Ibu pun tersenyum melihat kami
berdua tersipu malu,walau sangat terlihat jelas ada perasaan yang berbeda dari
raut muka ibu. Aku sendiri senang atas pertanyaan itu namun atas pertanyaan itu
pula membuat aku meyimpan pertanyaan pula untuk ibu.
Tak
lama setelah itu kami berdua pun pergi,lagipula waktu memang sudah tak
bersahabat dengan kami,kami seperti di kejar setoran apalagi kemacetan juga
mengancam pagi itu.
Di atas motor, tangan Rama
sebelah kiri tak henti-hentinya memegang tanganku, sambil tak berhenti
mengucapkan kata I LOVE U.
“
Sayang, akhirnya ibu merelakanmu untuk aku!”
“
I..iya Ram..”
“
Aku bersyukuuurrr.. sekali cinta kita
bisa menyatu dalam ikatan pernikahan”
“
I..i..ya..Ram..”
Sebetulnya
aku sendiri bingung dengan diriku sendiri,apa aku harus bahagia atau sedih
dengan cita-cita kami berdua ini.
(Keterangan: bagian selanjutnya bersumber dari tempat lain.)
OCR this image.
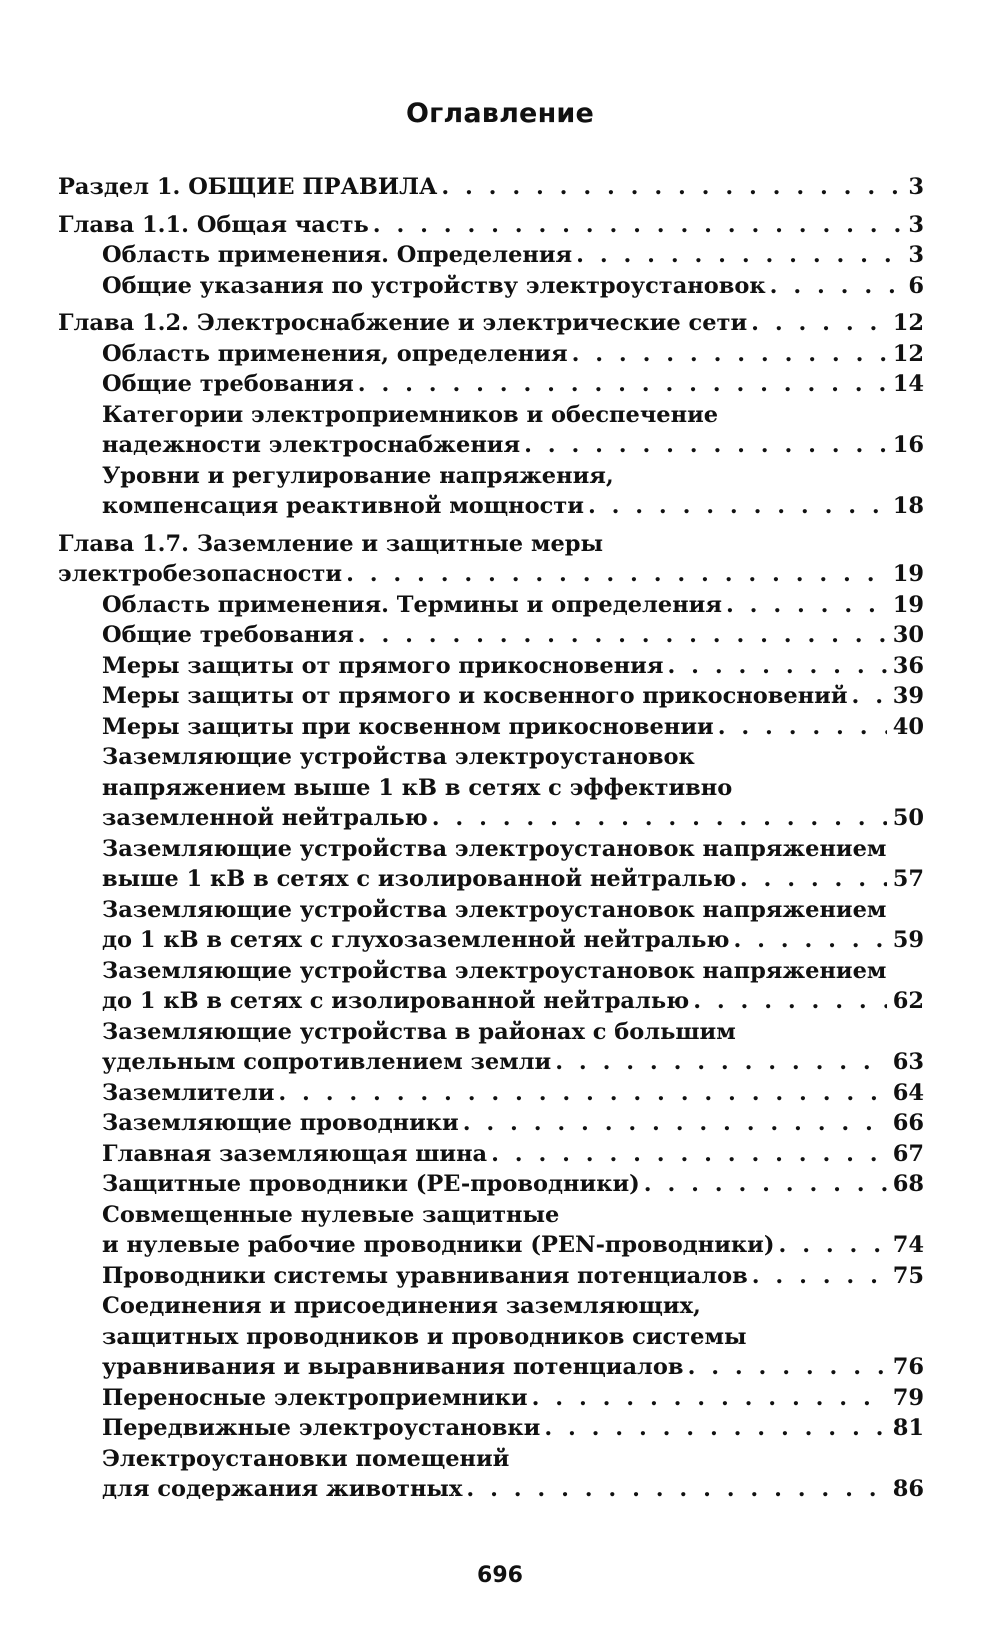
Оглавление
Раздел 1. ОБЩИЕ ПРАВИЛА . . .	3
Глава 1.1. Общая часть . . .	3
Область применения. Определения . . .	3
Общие указания по устройству электроустановок . . .	6
Глава 1.2. Электроснабжение и электрические сети . . .	12
Область применения, определения . . .	12
Общие требования . . .	14
Категории электроприемников и обеспечение
надежности электроснабжения . . .	16
Уровни и регулирование напряжения,
компенсация реактивной мощности . . .	18
Глава 1.7. Заземление и защитные меры
электробезопасности . . .	19
Область применения. Термины и определения . . .	19
Общие требования . . .	30
Меры защиты от прямого прикосновения . . .	36
Меры защиты от прямого и косвенного прикосновений . . . 39
Меры защиты при косвенном прикосновении . . .	40
Заземляющие устройства электроустановок
напряжением выше 1 кВ в сетях с эффективно
заземленной нейтралью . . .	50
Заземляющие устройства электроустановок напряжением
выше 1 кВ в сетях с изолированной нейтралью . . .	57
Заземляющие устройства электроустановок напряжением
до 1 кВ в сетях с глухозаземленной нейтралью . . .	59
Заземляющие устройства электроустановок напряжением
до 1 кВ в сетях с изолированной нейтралью . . .	62
Заземляющие устройства в районах с большим
удельным сопротивлением земли . . .	63
Заземлители . . .	64
Заземляющие проводники . . .	66
Главная заземляющая шина . . .	67
Защитные проводники (PE-проводники) . . .	68
Совмещенные нулевые защитные
и нулевые рабочие проводники (PEN-проводники) . . .	74
Проводники системы уравнивания потенциалов . . .	75
Соединения и присоединения заземляющих,
защитных проводников и проводников системы
уравнивания и выравнивания потенциалов . . .	76
Переносные электроприемники . . .	79
Передвижные электроустановки . . .	81
Электроустановки помещений
для содержания животных . . .	86
696
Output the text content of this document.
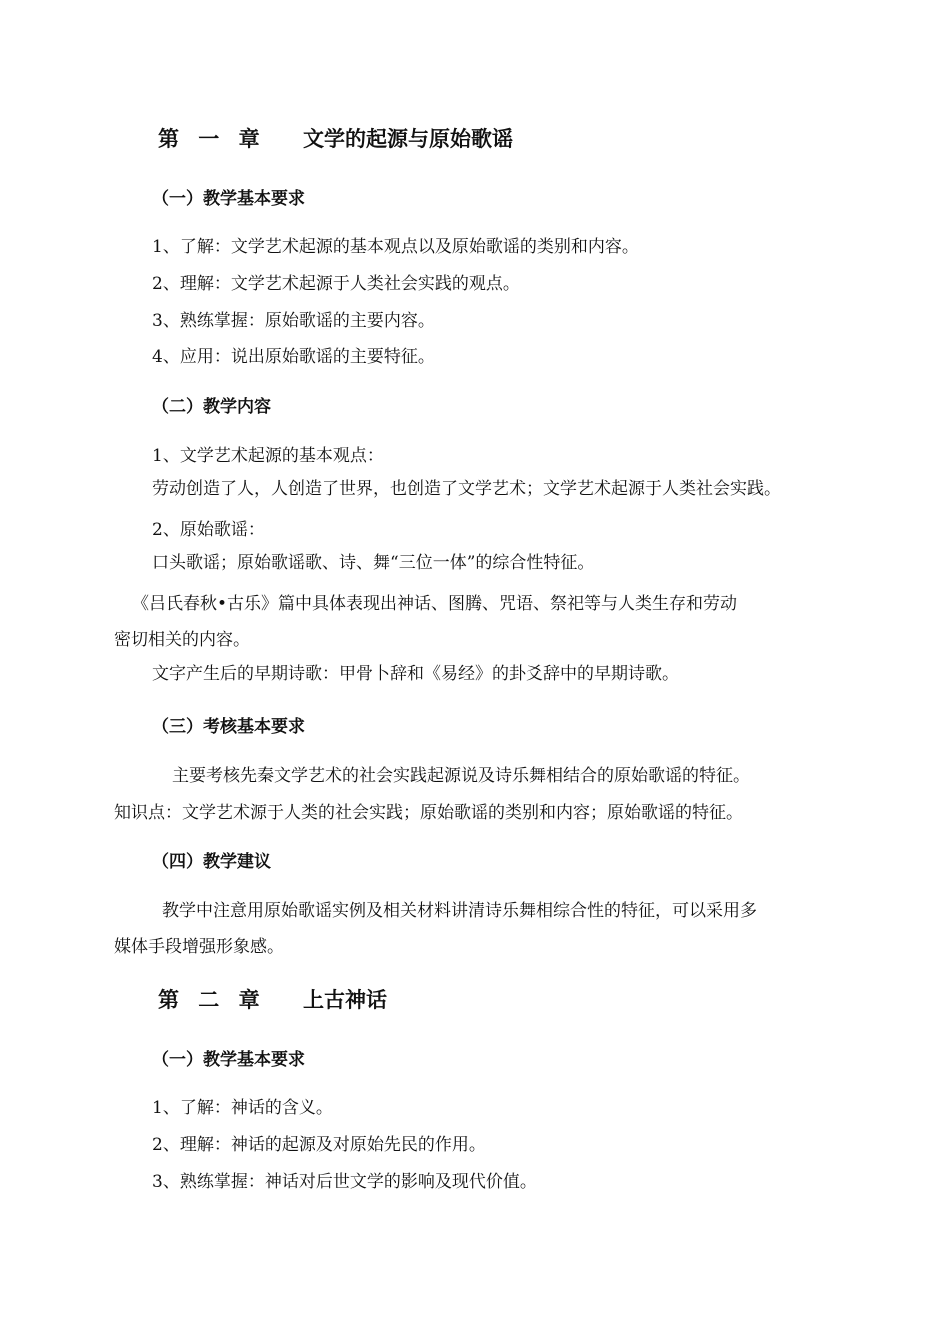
第 一 章 文学的起源与原始歌谣
（一）教学基本要求
1、了解：文学艺术起源的基本观点以及原始歌谣的类别和内容。
2、理解：文学艺术起源于人类社会实践的观点。
3、熟练掌握：原始歌谣的主要内容。
4、应用：说出原始歌谣的主要特征。
（二）教学内容
1、文学艺术起源的基本观点：
劳动创造了人，人创造了世界，也创造了文学艺术；文学艺术起源于人类社会实践。
2、原始歌谣：
口头歌谣；原始歌谣歌、诗、舞“三位一体”的综合性特征。
《吕氏春秋•古乐》篇中具体表现出神话、图腾、咒语、祭祀等与人类生存和劳动
密切相关的内容。
文字产生后的早期诗歌：甲骨卜辞和《易经》的卦爻辞中的早期诗歌。
（三）考核基本要求
主要考核先秦文学艺术的社会实践起源说及诗乐舞相结合的原始歌谣的特征。
知识点：文学艺术源于人类的社会实践；原始歌谣的类别和内容；原始歌谣的特征。
（四）教学建议
教学中注意用原始歌谣实例及相关材料讲清诗乐舞相综合性的特征，可以采用多
媒体手段增强形象感。
第 二 章 上古神话
（一）教学基本要求
1、了解：神话的含义。
2、理解：神话的起源及对原始先民的作用。
3、熟练掌握：神话对后世文学的影响及现代价值。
Kami melihat secercah harapan baru terhadap
hubungan kami ini,namun aku juga harus menyadari bahwa aku akan meninggalkan
orang-orang yang aku sayangi juga yang tak lain adalah ibu dan adik-adikku.
***
Malam itu pula
aku ingin sesegera mungkin tahu maksud dan tujuan itu tentang pertanyaan yang
ditujukan pada kami berdua saat pagi tadi. Terlihat ibu sedang duduk di depan
meja tv 14 inc tanpa tv itu menyala hanya sepi dan lalu lalangnya nyamuk di
depan muka ibu,seperti dalam lamunan yang kadang kening itu mengkerut lalu
seperti biasa dan kembali berulang sampai 3 kali. Aku pun menghampiri ibu.
“
Bu,,apa ibu sungguh-sungguh atas ucapan ibu tadi?”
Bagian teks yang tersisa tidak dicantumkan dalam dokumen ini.